Example 9: The method of example 8, wherein the home area network is a Matter network. Example 10: The method of any one of the preceding examples, wherein the accessing the Augmented Initiator Response URL comprises: accessing the Augmented Initiator Response URL from the responder; or accessing the Augmented Initiator Response URL from a proxying intermediary.

Example 11 : A method of commissioning a j oiner device to a home area network by a responder, the method comprising the responder: publishing a Responder Access Uniform Resource Locator (URL); receiving, from an initiator device, an Augmented Responder Access URL; extracting an Initiator-Payload-ciphertext-and-tag tuple; decoding the Initiator-Payload-ciphertext-and-tag tuple; deriving a shared secret using a private key associated with a public key of the responder and an ephemeral public key of the initiator device; decrypting and authenticating an Initiator Payload using an authenticated encryption with associated data (AEAD) algorithm; if the Initiator Payload is authenticated, recovering the Initiator Payload; and generating a Responder Payload to send to the initiator device.

Example 12: The method of example 11, further comprising: based on the recovering the Initiator Payload, determining that a Responder Query is present; and based on the determining that the Responder Query is present, determining information to convey back to the initiator device in an Initiator Response URL.

Example 13: The method of example 11 or example 12, wherein the generating a Responder

Payload comprises: deriving a Responder-to-Initiator nonce; encrypting the Responder Payload into a Responder-Payload-ciphertext-and-tag tuple using the AEAD algorithm;

URL-encoding the Responder-Payload-ciphertext-and-tag tuple; and appending the URL-encoded Responder-Payload-ciphertext-and-tag tuple to a query present in the Initiator Response URL to generate an Augmented Responder Access URL.

Example 14: The method of example 13, further comprising: providing the Augmented Responder Access URL for access by the initiator device.
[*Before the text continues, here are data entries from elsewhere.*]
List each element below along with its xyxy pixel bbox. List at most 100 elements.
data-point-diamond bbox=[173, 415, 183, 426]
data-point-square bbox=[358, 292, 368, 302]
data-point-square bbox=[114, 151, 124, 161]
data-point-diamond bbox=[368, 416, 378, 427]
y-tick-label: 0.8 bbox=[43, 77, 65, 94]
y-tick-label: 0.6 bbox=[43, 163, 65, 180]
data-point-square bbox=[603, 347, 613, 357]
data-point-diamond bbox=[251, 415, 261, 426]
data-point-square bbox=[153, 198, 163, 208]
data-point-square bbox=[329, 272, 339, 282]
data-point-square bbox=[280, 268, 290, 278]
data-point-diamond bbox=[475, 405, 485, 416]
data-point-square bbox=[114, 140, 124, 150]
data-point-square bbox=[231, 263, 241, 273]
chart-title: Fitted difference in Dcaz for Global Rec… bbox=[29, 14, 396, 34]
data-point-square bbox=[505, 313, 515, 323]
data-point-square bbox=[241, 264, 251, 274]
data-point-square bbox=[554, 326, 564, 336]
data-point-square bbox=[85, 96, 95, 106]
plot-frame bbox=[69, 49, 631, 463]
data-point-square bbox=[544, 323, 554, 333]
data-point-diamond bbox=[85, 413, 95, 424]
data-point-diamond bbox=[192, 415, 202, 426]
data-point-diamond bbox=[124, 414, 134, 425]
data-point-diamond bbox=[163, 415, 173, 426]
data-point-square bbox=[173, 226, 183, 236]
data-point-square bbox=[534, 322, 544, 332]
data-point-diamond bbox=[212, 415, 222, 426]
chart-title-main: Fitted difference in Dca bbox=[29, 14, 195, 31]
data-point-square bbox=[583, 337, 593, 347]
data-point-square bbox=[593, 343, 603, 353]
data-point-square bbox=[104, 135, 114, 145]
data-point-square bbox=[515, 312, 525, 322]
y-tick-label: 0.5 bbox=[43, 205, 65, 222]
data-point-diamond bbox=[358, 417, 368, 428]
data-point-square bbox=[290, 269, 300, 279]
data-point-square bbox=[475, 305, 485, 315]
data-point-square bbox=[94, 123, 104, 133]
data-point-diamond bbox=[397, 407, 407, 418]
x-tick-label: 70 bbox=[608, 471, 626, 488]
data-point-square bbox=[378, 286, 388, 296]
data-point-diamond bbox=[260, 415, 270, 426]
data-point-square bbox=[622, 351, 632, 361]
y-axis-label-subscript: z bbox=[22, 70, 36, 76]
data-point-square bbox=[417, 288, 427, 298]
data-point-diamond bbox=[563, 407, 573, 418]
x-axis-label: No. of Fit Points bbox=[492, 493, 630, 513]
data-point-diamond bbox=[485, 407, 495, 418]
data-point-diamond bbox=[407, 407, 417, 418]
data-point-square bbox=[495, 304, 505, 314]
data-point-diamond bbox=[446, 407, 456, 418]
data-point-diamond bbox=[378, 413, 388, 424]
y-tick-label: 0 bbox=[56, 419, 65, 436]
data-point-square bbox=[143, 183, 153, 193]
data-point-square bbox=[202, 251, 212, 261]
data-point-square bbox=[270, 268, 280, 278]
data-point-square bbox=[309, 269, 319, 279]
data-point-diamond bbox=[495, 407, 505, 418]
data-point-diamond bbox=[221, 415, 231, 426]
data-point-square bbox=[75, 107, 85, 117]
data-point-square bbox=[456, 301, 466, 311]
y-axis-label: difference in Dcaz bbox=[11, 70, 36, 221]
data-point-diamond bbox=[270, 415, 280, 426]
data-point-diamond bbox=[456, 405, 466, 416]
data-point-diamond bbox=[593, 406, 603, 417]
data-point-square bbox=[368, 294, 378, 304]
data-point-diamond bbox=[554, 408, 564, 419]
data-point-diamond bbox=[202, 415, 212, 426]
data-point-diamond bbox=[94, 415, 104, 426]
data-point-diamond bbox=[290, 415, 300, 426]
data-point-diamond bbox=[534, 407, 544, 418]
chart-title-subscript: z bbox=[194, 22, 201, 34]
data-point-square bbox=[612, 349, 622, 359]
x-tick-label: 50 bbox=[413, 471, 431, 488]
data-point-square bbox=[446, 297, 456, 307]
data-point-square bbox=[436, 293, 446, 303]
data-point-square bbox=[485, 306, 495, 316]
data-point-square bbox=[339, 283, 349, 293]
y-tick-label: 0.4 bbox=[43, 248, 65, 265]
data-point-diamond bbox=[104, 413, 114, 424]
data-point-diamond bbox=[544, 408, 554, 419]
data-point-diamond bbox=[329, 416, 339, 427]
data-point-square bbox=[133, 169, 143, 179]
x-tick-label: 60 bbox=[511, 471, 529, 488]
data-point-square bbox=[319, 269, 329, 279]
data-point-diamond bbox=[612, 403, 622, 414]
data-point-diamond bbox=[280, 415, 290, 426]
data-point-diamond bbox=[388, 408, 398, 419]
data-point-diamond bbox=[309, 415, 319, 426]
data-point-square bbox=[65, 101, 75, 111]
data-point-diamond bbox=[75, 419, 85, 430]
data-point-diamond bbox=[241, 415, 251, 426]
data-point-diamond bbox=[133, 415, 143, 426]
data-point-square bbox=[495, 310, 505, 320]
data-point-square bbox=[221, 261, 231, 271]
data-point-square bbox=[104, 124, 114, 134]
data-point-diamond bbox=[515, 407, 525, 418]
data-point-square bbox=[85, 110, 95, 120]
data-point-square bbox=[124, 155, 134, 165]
Example 15: The method of example 13, further comprising: providing the Augmented Responder Access URL to a proxying intermediary that is effective to provide the Augmented Responder Access URL for access by the initiator device.
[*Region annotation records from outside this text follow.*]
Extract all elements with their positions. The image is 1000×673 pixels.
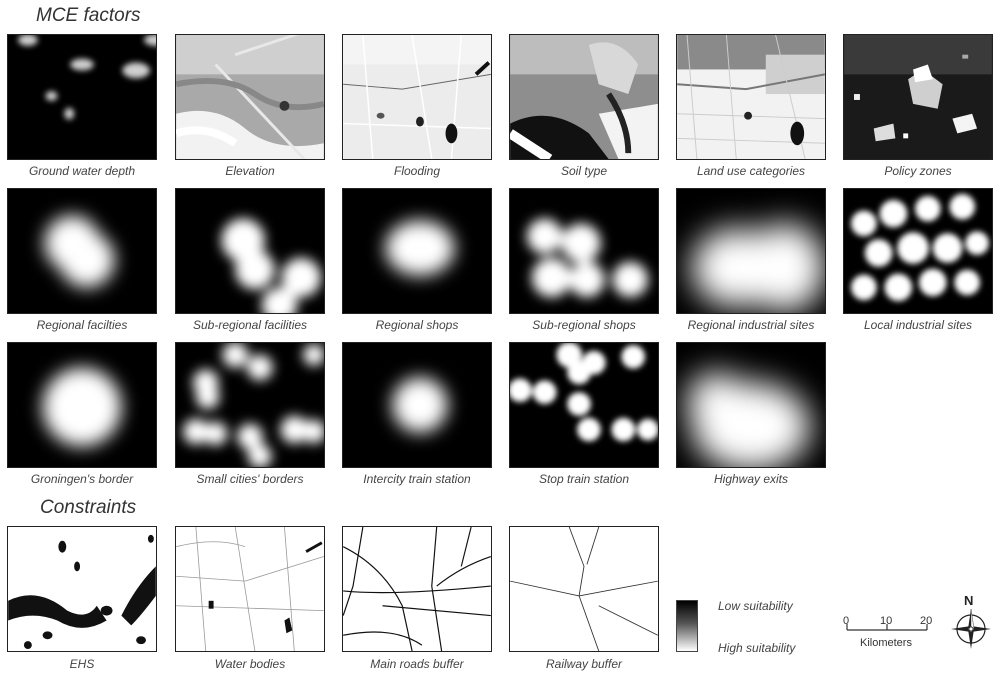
caption-intercity-train-station: Intercity train station xyxy=(363,472,471,486)
north-label: N xyxy=(964,593,974,608)
railway-buffer-map xyxy=(509,526,659,652)
mce-factors-title: MCE factors xyxy=(36,5,141,26)
scale-tick-0: 0 xyxy=(843,615,850,627)
small-cities-borders-map xyxy=(175,342,325,468)
main-roads-buffer-map xyxy=(342,526,492,652)
caption-highway-exits: Highway exits xyxy=(713,472,789,486)
groningens-border-map xyxy=(7,342,157,468)
caption-sub-regional-facilities: Sub-regional facilities xyxy=(192,318,308,332)
caption-small-cities-borders: Small cities' borders xyxy=(196,472,304,486)
intercity-train-station-map xyxy=(342,342,492,468)
ground-water-depth-map xyxy=(7,34,157,160)
highway-exits-map xyxy=(676,342,826,468)
ehs-map xyxy=(7,526,157,652)
flooding-map xyxy=(342,34,492,160)
scale-tick-10: 10 xyxy=(880,615,893,627)
legend-high-suitability: High suitability xyxy=(718,641,796,655)
regional-shops-map xyxy=(342,188,492,314)
caption-water-bodies: Water bodies xyxy=(214,657,286,671)
caption-regional-facilities: Regional facilties xyxy=(36,318,128,332)
caption-local-industrial-sites: Local industrial sites xyxy=(863,318,973,332)
regional-industrial-sites-map xyxy=(676,188,826,314)
caption-soil-type: Soil type xyxy=(560,164,608,178)
caption-land-use-categories: Land use categories xyxy=(696,164,806,178)
water-bodies-map xyxy=(175,526,325,652)
caption-ehs: EHS xyxy=(69,657,95,671)
caption-policy-zones: Policy zones xyxy=(884,164,952,178)
caption-railway-buffer: Railway buffer xyxy=(545,657,623,671)
caption-flooding: Flooding xyxy=(393,164,441,178)
elevation-map xyxy=(175,34,325,160)
soil-type-map xyxy=(509,34,659,160)
local-industrial-sites-map xyxy=(843,188,993,314)
caption-groningens-border: Groningen's border xyxy=(30,472,134,486)
caption-regional-shops: Regional shops xyxy=(375,318,459,332)
caption-sub-regional-shops: Sub-regional shops xyxy=(532,318,636,332)
constraints-title: Constraints xyxy=(40,497,137,518)
caption-stop-train-station: Stop train station xyxy=(538,472,630,486)
suitability-legend-ramp xyxy=(676,600,698,652)
policy-zones-map xyxy=(843,34,993,160)
stop-train-station-map xyxy=(509,342,659,468)
scale-bar xyxy=(846,624,928,631)
caption-elevation: Elevation xyxy=(225,164,275,178)
caption-regional-industrial-sites: Regional industrial sites xyxy=(687,318,815,332)
caption-ground-water-depth: Ground water depth xyxy=(28,164,136,178)
land-use-categories-map xyxy=(676,34,826,160)
legend-low-suitability: Low suitability xyxy=(718,599,793,613)
sub-regional-shops-map xyxy=(509,188,659,314)
scale-tick-20: 20 xyxy=(920,615,933,627)
compass-rose-icon xyxy=(951,608,991,649)
caption-main-roads-buffer: Main roads buffer xyxy=(370,657,464,671)
regional-facilities-map xyxy=(7,188,157,314)
sub-regional-facilities-map xyxy=(175,188,325,314)
scale-unit-label: Kilometers xyxy=(860,637,912,649)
Example 16: An initiator device comprising: a network interface; a processor; and computer-readable storage media comprising instructions that, responsive to execution by the processor, direct the initiator device to perform a method as recited in any one of examples 1 to 10.
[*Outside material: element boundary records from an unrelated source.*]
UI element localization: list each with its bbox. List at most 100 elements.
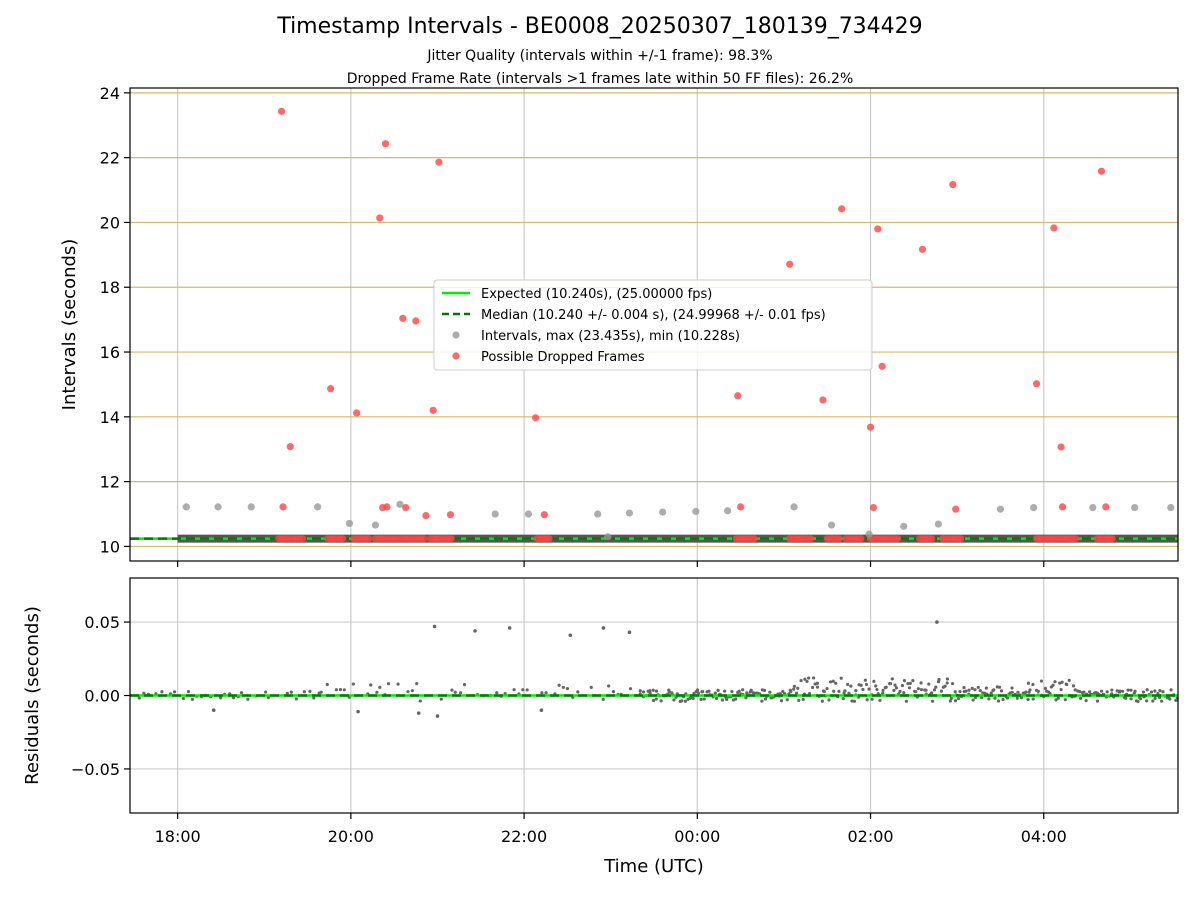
residual-seg-7-point	[1073, 688, 1077, 692]
ylabel-residuals: Residuals (seconds)	[22, 606, 43, 785]
residual-seg-4-point	[875, 687, 879, 692]
residual-seg-7-point	[1151, 699, 1155, 703]
residual-seg-3-point	[659, 699, 663, 703]
residual-seg-2-point	[544, 691, 548, 695]
residual-seg-7-point	[1141, 690, 1146, 694]
residual-seg-0-point	[294, 697, 298, 701]
dropped-cluster-5-point	[447, 535, 455, 543]
residual-seg-4-point	[874, 684, 878, 688]
residual-seg-7-point	[1078, 689, 1082, 694]
residual-seg-0-point	[181, 696, 186, 701]
legend-label-dropped: Possible Dropped Frames	[481, 350, 645, 365]
residual-seg-4-point	[924, 688, 928, 692]
dropped-point-34	[1097, 167, 1106, 175]
residual-seg-4-point	[881, 688, 885, 692]
residual-seg-3-point	[723, 689, 727, 693]
xtick-label-2: 22:00	[501, 827, 547, 846]
residual-seg-7-point	[1124, 696, 1128, 700]
residual-seg-4-point	[872, 679, 876, 683]
interval-point-18	[900, 522, 908, 530]
ytick-label-bot-1: 0.00	[84, 687, 120, 706]
residual-seg-0-point	[302, 690, 306, 694]
residual-seg-1-point	[351, 682, 355, 686]
residual-seg-5-point	[964, 689, 968, 693]
residual-seg-4-point	[827, 698, 831, 702]
residual-outlier-11	[539, 708, 544, 712]
residual-seg-7-point	[1168, 697, 1172, 701]
residual-seg-6-point	[1054, 698, 1058, 702]
residual-seg-2-point	[439, 697, 443, 701]
residual-seg-3-point	[725, 697, 729, 702]
residual-seg-0-point	[264, 690, 268, 694]
residual-seg-4-point	[888, 681, 893, 686]
intervals-panel: 10 12 14 16 18 20 22 24 Intervals (seconds)	[59, 84, 1179, 567]
residual-seg-4-point	[916, 687, 920, 691]
residual-seg-4-point	[834, 681, 838, 685]
dropped-point-3	[327, 385, 335, 393]
interval-point-1	[214, 503, 222, 511]
residual-seg-6-point	[1065, 682, 1069, 687]
residual-seg-4-point	[811, 685, 815, 690]
residual-seg-5-point	[984, 686, 988, 690]
residual-seg-3-point	[779, 699, 784, 703]
dropped-point-23	[866, 423, 875, 431]
residual-outlier-7	[211, 708, 216, 712]
ytick-label-top-1: 12	[100, 473, 120, 492]
interval-point-5	[371, 521, 379, 529]
residual-seg-3-point	[699, 697, 703, 702]
residual-seg-4-point	[884, 685, 888, 689]
residual-seg-7-point	[1095, 699, 1100, 703]
residual-seg-4-point	[934, 685, 938, 689]
residual-seg-7-point	[1158, 689, 1162, 693]
legend-label-intervals: Intervals, max (23.435s), min (10.228s)	[481, 329, 740, 344]
residual-seg-0-point	[231, 696, 236, 700]
residual-seg-4-point	[945, 677, 950, 681]
residual-seg-4-point	[945, 681, 949, 685]
residual-seg-4-point	[902, 691, 906, 695]
interval-point-20	[996, 505, 1005, 513]
residual-seg-3-point	[763, 697, 768, 701]
xtick-label-5: 04:00	[1021, 827, 1067, 846]
dropped-point-9	[399, 314, 407, 322]
residual-seg-4-point	[796, 686, 800, 690]
xlabel: Time (UTC)	[603, 856, 704, 877]
residual-seg-4-point	[843, 689, 847, 693]
legend-marker-intervals	[452, 331, 460, 339]
interval-point-9	[594, 510, 602, 518]
residual-seg-7-point	[1169, 688, 1173, 692]
dropped-point-1	[286, 443, 294, 451]
dropped-cluster-9-point	[835, 535, 843, 543]
residual-seg-4-point	[861, 687, 865, 692]
residual-seg-5-point	[1019, 695, 1024, 700]
interval-point-10	[604, 533, 612, 541]
residual-seg-1-point	[375, 690, 379, 694]
residual-seg-3-point	[785, 698, 789, 702]
residual-seg-7-point	[1145, 699, 1149, 703]
dropped-point-6	[381, 140, 390, 148]
residual-seg-4-point	[953, 690, 957, 694]
ytick-label-top-6: 22	[100, 149, 120, 168]
residual-seg-5-point	[993, 696, 997, 700]
residual-seg-7-point	[1138, 697, 1143, 701]
residual-seg-6-point	[1039, 679, 1044, 683]
residual-seg-1-point	[338, 688, 343, 692]
residual-seg-2-point	[495, 691, 499, 695]
chart-subtitle-jitter: Jitter Quality (intervals within +/-1 fr…	[427, 48, 773, 64]
legend-marker-dropped	[452, 352, 460, 360]
dropped-point-21	[819, 396, 827, 404]
residual-seg-7-point	[1110, 688, 1114, 692]
chart-subtitle-dropped: Dropped Frame Rate (intervals >1 frames …	[346, 71, 854, 87]
residual-seg-2-point	[540, 691, 544, 695]
residual-seg-4-point	[943, 684, 947, 688]
residual-seg-4-point	[815, 681, 819, 685]
dropped-point-22	[838, 205, 846, 213]
residual-seg-0-point	[160, 690, 164, 694]
interval-point-3	[314, 503, 322, 511]
residual-seg-4-point	[867, 687, 871, 691]
legend-label-median: Median (10.240 +/- 0.004 s), (24.99968 +…	[481, 308, 826, 323]
dropped-cluster-10-point	[857, 535, 865, 543]
residual-seg-3-point	[749, 688, 753, 692]
residual-seg-3-point	[683, 699, 687, 703]
residual-seg-4-point	[859, 683, 863, 687]
residual-seg-6-point	[1051, 683, 1055, 687]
Example 17: The initiator device of example 16, wherein the initiator device is: a smartphone; a computer; or a network-connected speaker.

Example 18: A responder device comprising: a network interface; a processor; and computer-readable storage media comprising instructions that, responsive to execution by the processor, direct the responder device to perform a method as recited in any one of examples 11 to 15.

Example 19: The responder device of claim 18, wherein the responder device is: a cloud service; a wireless network device; a border router; a hub; an internet client device; or smartphone.

Example 20: Computer-readable storage media comprising instructions, responsive to execution by a processor, for directing an apparatus to perform a method as recited in any one of examples 1 to 15. [00100] Although aspects of securing return communication through application uniform resource locators have been described in language specific to features and/or methods, the subject of the appended claims is not necessarily limited to the specific features or methods described. Rather, the specific features and methods are disclosed as example implementations of securing return communication through application uniform resource locators, and other equivalent features and methods are intended to be within the scope of the appended claims. Further, various different aspects are described, and it is to be appreciated that each described aspect can be implemented independently or in connection with one or more other described aspects.